The suspects were arrested by a joint raid of the domestic intelligence service FSB and the police, according to a report on the RIA Novosti news agency.
The men had been sent to Moscow in order to recruit new members for ISIS from the one million-strong—and growing—mixed-race Muslim population in Russia’s capital city.
Currently, Russia has some 20 million Muslims living within its borders, about 15 percent of the total population. The majority live in the Volga-Ural region and the Northern Caucasus, but both Moscow and St. Petersburg have significant Muslim populations.
Most of these Muslims are the mixed-race descendants dating from the time of the Islamic invasion of the Caucasus region after 641 AD, which spread further by the occupation of a large part of southern Russia by the Khanate of the Golden Horde and its successors.
These aliens were only driven out by a Russian counterattack starting in the sixteenth century, but many parts of the region—by now containing a significant mixed-race population—have remained Muslim to the present-day, and are the source of much trouble for present-day Russia, including ongoing terrorism.
According to the RIA Novosti report, the latest arrests had also uncovered a “large number of forged documents” which were “probably being supplied to IS recruits.”
These fake documents include Syrian passports and identification papers, similar to the ones used by the refugee-terrorists who attacked Paris and Brussels.
Muslim terrorism is also a major threat to Russian state security, with most of the attacks taking place in Chechnya and Dagestan.
There is even an official “Caucasus Emirate,” a militant jihadist organization active in southwestern Russia, whose openly declared intention is to expel Russians from the North Caucasus and to establish an independent Islamic emirate in the region.
Partially a successor to the secessionist Chechen Republic of Ichkeria, it was officially announced on October 7, 2007, by the former president of Ichkeria, Dokka Umarov, who became its first emir.
The Caucasus Emirate has fully adopted the Islamic fundamentalist ideology of Salafist-takfiri jihadism, whose enemies not only include Russia and its citizens, but all non-Muslims, including the local Sufi population, and foreign countries such as the United States, France, the United Kingdom, and Israel.

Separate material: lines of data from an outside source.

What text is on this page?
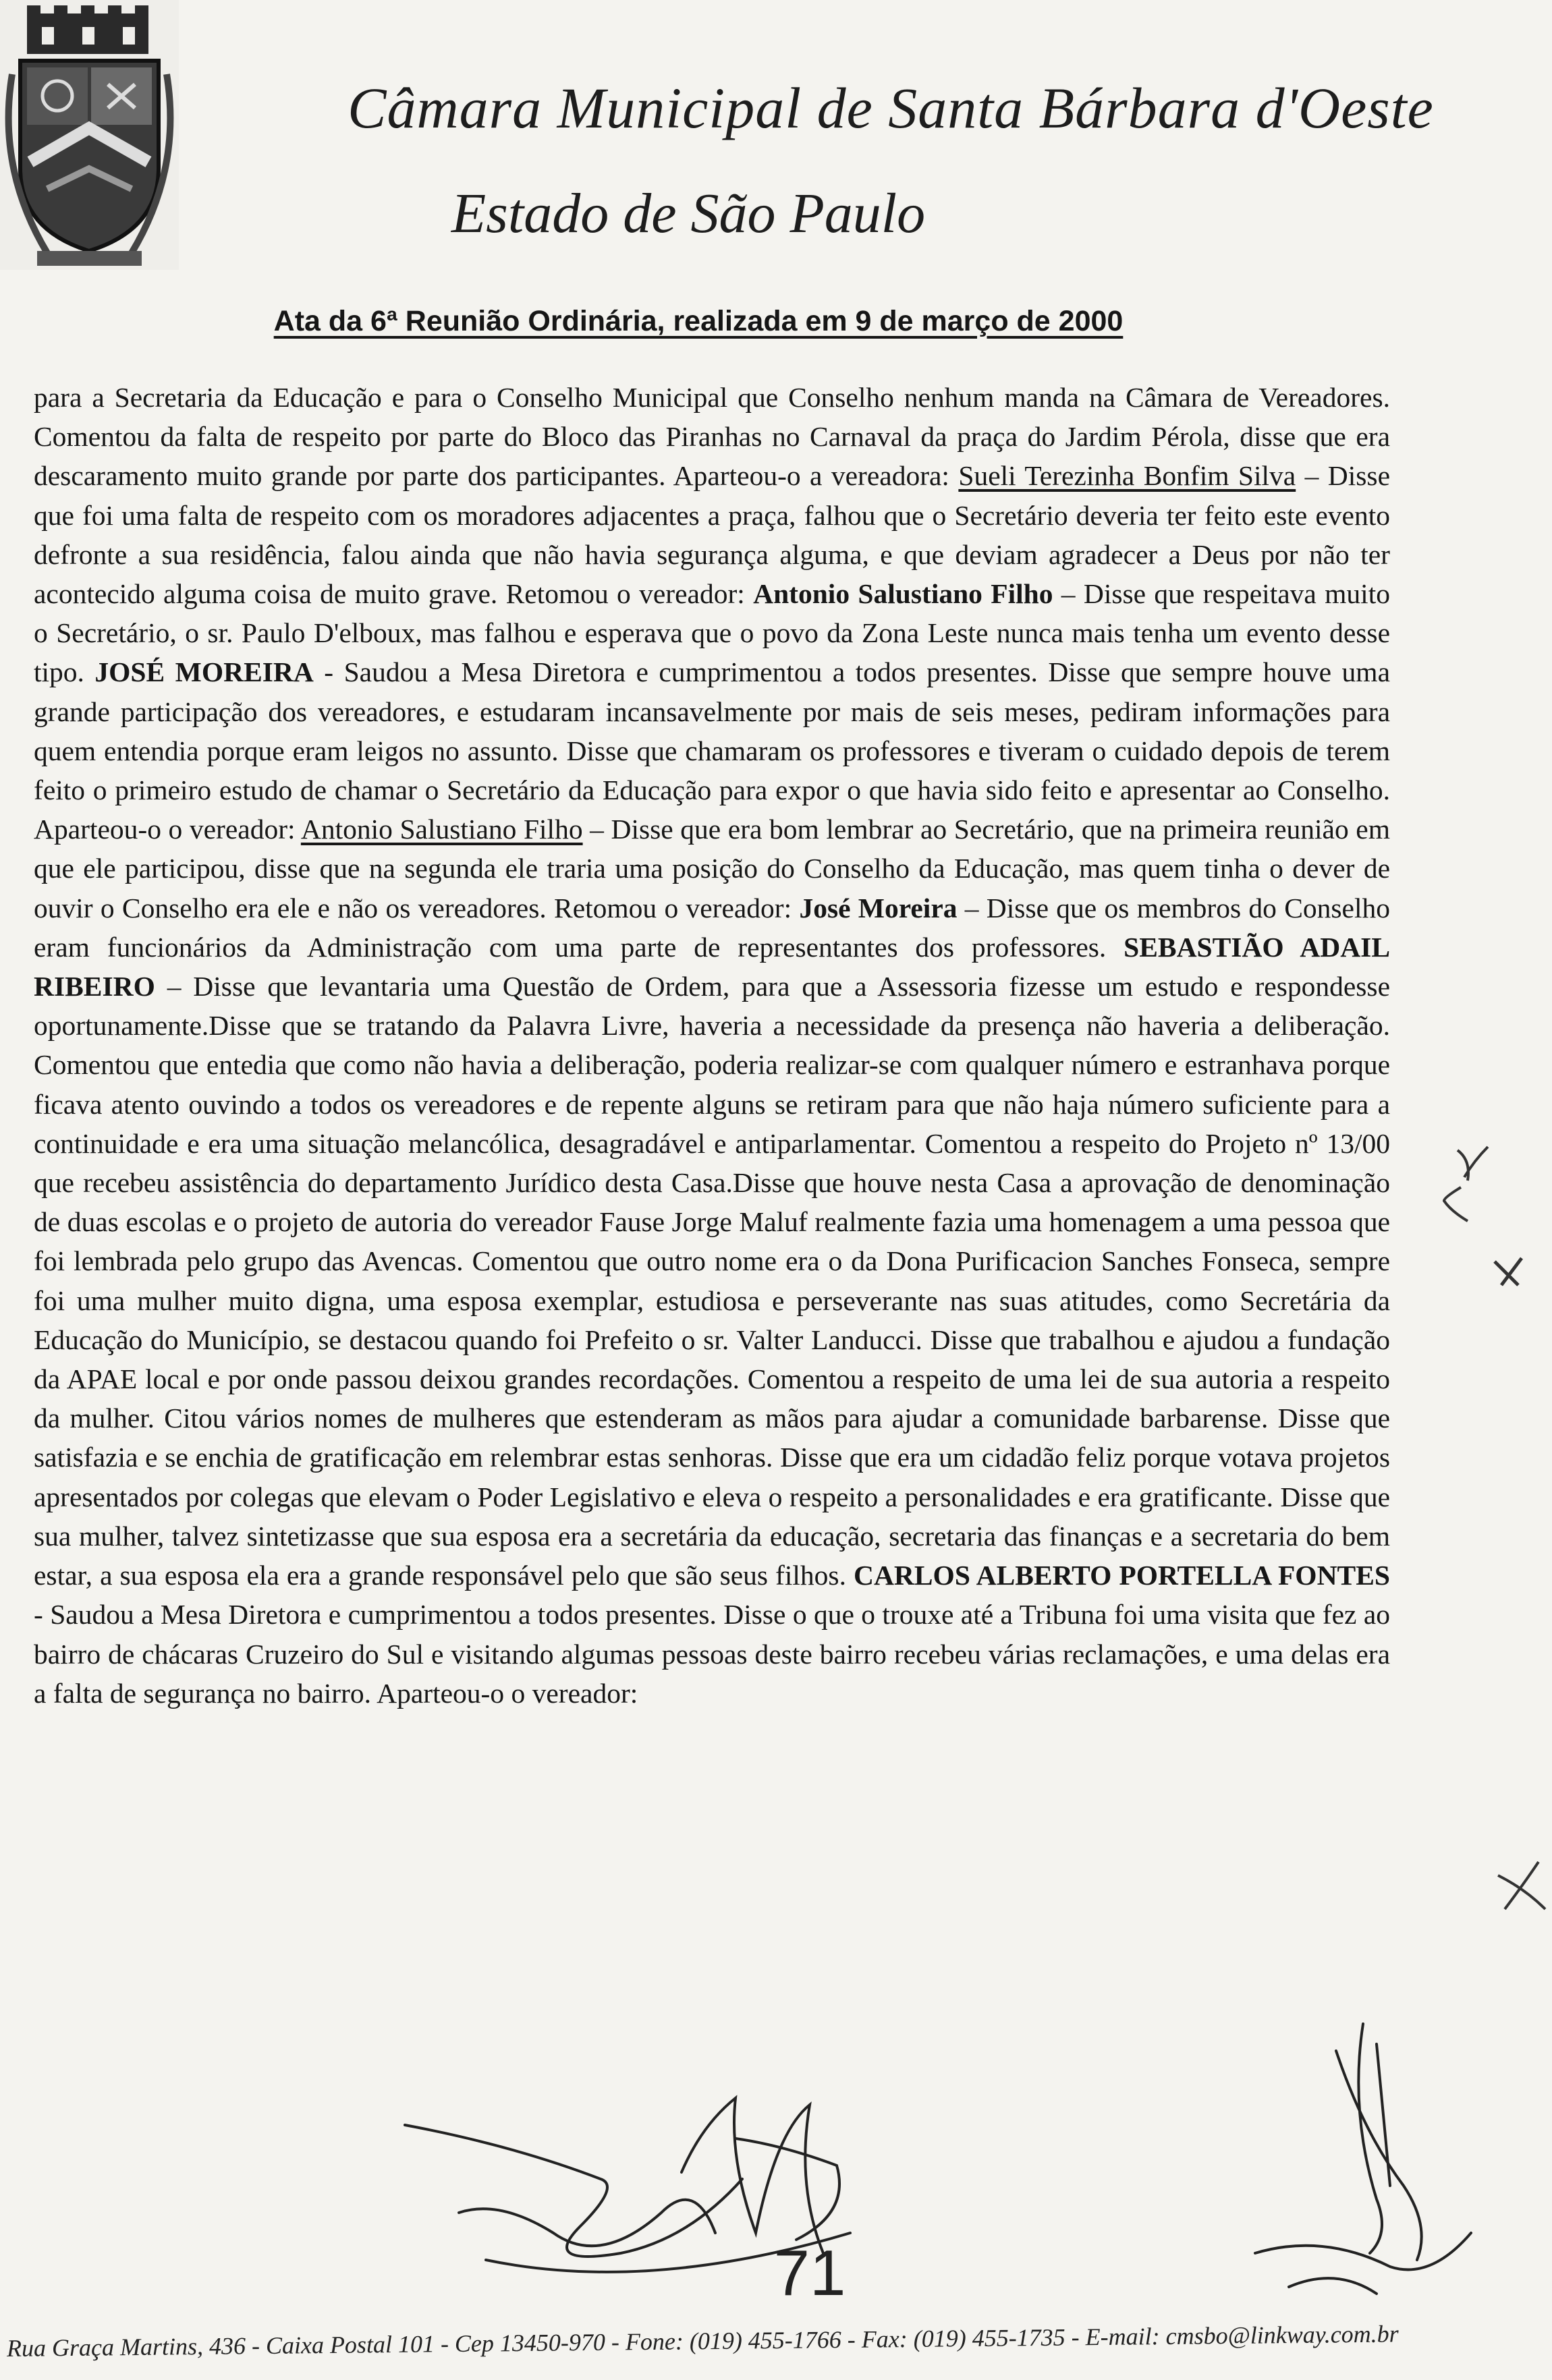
Câmara Municipal de Santa Bárbara d'Oeste
Estado de São Paulo
Ata da 6ª Reunião Ordinária, realizada em 9 de março de 2000

para a Secretaria da Educação e para o Conselho Municipal que Conselho nenhum manda na Câmara de Vereadores. Comentou da falta de respeito por parte do Bloco das Piranhas no Carnaval da praça do Jardim Pérola, disse que era descaramento muito grande por parte dos participantes. Aparteou-o a vereadora: Sueli Terezinha Bonfim Silva – Disse que foi uma falta de respeito com os moradores adjacentes a praça, falhou que o Secretário deveria ter feito este evento defronte a sua residência, falou ainda que não havia segurança alguma, e que deviam agradecer a Deus por não ter acontecido alguma coisa de muito grave. Retomou o vereador: Antonio Salustiano Filho – Disse que respeitava muito o Secretário, o sr. Paulo D'elboux, mas falhou e esperava que o povo da Zona Leste nunca mais tenha um evento desse tipo. JOSÉ MOREIRA - Saudou a Mesa Diretora e cumprimentou a todos presentes. Disse que sempre houve uma grande participação dos vereadores, e estudaram incansavelmente por mais de seis meses, pediram informações para quem entendia porque eram leigos no assunto. Disse que chamaram os professores e tiveram o cuidado depois de terem feito o primeiro estudo de chamar o Secretário da Educação para expor o que havia sido feito e apresentar ao Conselho. Aparteou-o o vereador: Antonio Salustiano Filho – Disse que era bom lembrar ao Secretário, que na primeira reunião em que ele participou, disse que na segunda ele traria uma posição do Conselho da Educação, mas quem tinha o dever de ouvir o Conselho era ele e não os vereadores. Retomou o vereador: José Moreira – Disse que os membros do Conselho eram funcionários da Administração com uma parte de representantes dos professores. SEBASTIÃO ADAIL RIBEIRO – Disse que levantaria uma Questão de Ordem, para que a Assessoria fizesse um estudo e respondesse oportunamente.Disse que se tratando da Palavra Livre, haveria a necessidade da presença não haveria a deliberação. Comentou que entedia que como não havia a deliberação, poderia realizar-se com qualquer número e estranhava porque ficava atento ouvindo a todos os vereadores e de repente alguns se retiram para que não haja número suficiente para a continuidade e era uma situação melancólica, desagradável e antiparlamentar. Comentou a respeito do Projeto nº 13/00 que recebeu assistência do departamento Jurídico desta Casa.Disse que houve nesta Casa a aprovação de denominação de duas escolas e o projeto de autoria do vereador Fause Jorge Maluf realmente fazia uma homenagem a uma pessoa que foi lembrada pelo grupo das Avencas. Comentou que outro nome era o da Dona Purificacion Sanches Fonseca, sempre foi uma mulher muito digna, uma esposa exemplar, estudiosa e perseverante nas suas atitudes, como Secretária da Educação do Município, se destacou quando foi Prefeito o sr. Valter Landucci. Disse que trabalhou e ajudou a fundação da APAE local e por onde passou deixou grandes recordações. Comentou a respeito de uma lei de sua autoria a respeito da mulher. Citou vários nomes de mulheres que estenderam as mãos para ajudar a comunidade barbarense. Disse que satisfazia e se enchia de gratificação em relembrar estas senhoras. Disse que era um cidadão feliz porque votava projetos apresentados por colegas que elevam o Poder Legislativo e eleva o respeito a personalidades e era gratificante. Disse que sua mulher, talvez sintetizasse que sua esposa era a secretária da educação, secretaria das finanças e a secretaria do bem estar, a sua esposa ela era a grande responsável pelo que são seus filhos. CARLOS ALBERTO PORTELLA FONTES - Saudou a Mesa Diretora e cumprimentou a todos presentes. Disse o que o trouxe até a Tribuna foi uma visita que fez ao bairro de chácaras Cruzeiro do Sul e visitando algumas pessoas deste bairro recebeu várias reclamações, e uma delas era a falta de segurança no bairro. Aparteou-o o vereador:

71
Rua Graça Martins, 436 - Caixa Postal 101 - Cep 13450-970 - Fone: (019) 455-1766 - Fax: (019) 455-1735 - E-mail: cmsbo@linkway.com.br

The Russian government has also banned seventeen Muslim terrorist organizations: the Highest Military Majlisul Shura of the United Forces of the Mujahedeen of the Caucasus, the Congress of the Peoples of Ichkeria and Daghestan, Al Qaeda, Asbat an-Ansar, Egyptian Islamic Jihad, Al-Jamaa al-Islami, Jamaat-e-Islami, Muslim Brotherhood, Hizb ut-Tahrir, Lashkar-e-Toiba, Taliban, Islamic Movement of Uzbekistan, Society of Social Reforms (Jamiat al-Islah al-Ijtimai), Society of the Revival of Islamic Heritage (Jamiat Ihya at-Turaz al-Islami), al-Haramain Foundation, Junj ash-Sham (Army of the Great Syria), and the Islamic Jihad — jamaat of the mujahedeen.